Development of a highly sensitive bioanalytical assay for the quantification of favipiravir

Abstract

Favipiravir (FAV; T-705) has been approved for use as an anti-influenza therapeutic and has reports against a wide range of viruses (e.g., Ebola virus, rabies and norovirus). Most recently FAV has been reported to demonstrate activity against SARS-CoV-2. Repurposing opportunities have been intensively studied with only limited success to date. If successful, repurposing will allow interventions to become more rapidly available than development of new chemical entities. Pre-clinical and clinical investigations of FAV require robust, reproducible and sensitive bioanalytical assay. Here, a liquid chromatography tandem mass spectrometry assay is presented which was linear from 0.78-200 ng/mL Accuracy and precision ranged between 89% and 110%, 101% and 106%, respectively. The presented assay here has applications in both pre-clinical and clinical research and may be used to facilitate further investigations into the application of FAV against SARS-CoV-2.

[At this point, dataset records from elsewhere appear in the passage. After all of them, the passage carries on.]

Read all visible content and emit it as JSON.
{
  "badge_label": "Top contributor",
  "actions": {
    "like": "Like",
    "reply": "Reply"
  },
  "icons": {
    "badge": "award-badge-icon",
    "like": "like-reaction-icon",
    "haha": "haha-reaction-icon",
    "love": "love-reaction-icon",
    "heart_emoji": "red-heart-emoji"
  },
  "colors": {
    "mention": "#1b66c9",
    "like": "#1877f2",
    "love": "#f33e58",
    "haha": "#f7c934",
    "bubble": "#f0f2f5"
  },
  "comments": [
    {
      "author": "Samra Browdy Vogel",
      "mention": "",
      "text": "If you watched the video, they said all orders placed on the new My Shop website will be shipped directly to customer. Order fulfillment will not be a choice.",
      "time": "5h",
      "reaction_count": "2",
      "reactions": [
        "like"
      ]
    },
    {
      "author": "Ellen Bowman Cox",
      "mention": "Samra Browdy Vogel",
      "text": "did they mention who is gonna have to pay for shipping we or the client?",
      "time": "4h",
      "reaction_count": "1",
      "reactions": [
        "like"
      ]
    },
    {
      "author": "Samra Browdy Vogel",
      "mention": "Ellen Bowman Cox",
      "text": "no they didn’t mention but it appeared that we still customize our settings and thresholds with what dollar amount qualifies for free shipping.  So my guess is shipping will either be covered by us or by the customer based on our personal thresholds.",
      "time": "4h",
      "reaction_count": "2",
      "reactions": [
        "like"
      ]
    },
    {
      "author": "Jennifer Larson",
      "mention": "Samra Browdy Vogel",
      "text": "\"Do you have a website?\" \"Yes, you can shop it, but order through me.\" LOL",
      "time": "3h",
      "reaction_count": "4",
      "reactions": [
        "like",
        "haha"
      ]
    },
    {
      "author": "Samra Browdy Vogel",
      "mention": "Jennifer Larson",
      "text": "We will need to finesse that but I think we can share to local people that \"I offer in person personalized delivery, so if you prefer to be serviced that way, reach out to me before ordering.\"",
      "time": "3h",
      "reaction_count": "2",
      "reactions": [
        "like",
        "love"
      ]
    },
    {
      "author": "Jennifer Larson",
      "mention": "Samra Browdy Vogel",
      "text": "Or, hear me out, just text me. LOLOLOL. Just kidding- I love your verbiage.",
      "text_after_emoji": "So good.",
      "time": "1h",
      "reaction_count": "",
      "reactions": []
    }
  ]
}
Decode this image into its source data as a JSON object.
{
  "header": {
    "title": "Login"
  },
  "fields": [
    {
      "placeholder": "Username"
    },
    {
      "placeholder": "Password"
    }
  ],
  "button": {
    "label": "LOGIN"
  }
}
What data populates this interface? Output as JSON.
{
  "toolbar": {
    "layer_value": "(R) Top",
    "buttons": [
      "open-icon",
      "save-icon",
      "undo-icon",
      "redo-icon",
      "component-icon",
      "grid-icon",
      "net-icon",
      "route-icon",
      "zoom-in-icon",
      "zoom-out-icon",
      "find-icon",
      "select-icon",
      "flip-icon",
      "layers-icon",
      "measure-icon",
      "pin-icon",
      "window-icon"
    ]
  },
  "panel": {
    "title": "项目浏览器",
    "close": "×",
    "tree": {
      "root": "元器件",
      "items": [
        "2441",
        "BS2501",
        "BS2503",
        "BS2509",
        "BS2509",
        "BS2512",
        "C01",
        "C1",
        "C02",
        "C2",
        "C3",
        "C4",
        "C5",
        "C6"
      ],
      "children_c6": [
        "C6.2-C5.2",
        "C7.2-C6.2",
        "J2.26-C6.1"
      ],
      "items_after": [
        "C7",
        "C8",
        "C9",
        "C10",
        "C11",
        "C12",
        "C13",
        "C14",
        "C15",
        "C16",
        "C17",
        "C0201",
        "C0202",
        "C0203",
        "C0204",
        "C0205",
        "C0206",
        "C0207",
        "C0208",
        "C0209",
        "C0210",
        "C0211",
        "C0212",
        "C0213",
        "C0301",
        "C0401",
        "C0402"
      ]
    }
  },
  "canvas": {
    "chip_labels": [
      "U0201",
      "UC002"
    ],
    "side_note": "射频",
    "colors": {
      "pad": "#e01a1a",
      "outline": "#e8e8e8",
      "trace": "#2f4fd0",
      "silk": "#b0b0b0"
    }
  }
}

Keywords: COVID-19; Favipiravir; LC-MS/MS; SARS-CoV-2; plasma.

Figure 1

Figure 1 shows the percentage recovery for the low (a), medium (b) and high (c) QCs in extracted mouse plasma, human plasma and PBS. Data is show percentage of unextracted standards.

Figure 2

Figure 2 shows the standard curve generated from extracted mouse plasma, human plasma and PBS standards of FAV over the range of 0.78ng/mL to 200ng/ml.

Figure 3

Figure 3 shows a representative chromatogram from blank mouse plasma (A), blank human plasma (B) and blank PBS (C). Also shown is a representative chromatogram of the LLOQ in mouse plasma (D), human plasma (E) and PBS (F). The retention time of FAV is also shown (1.1 min).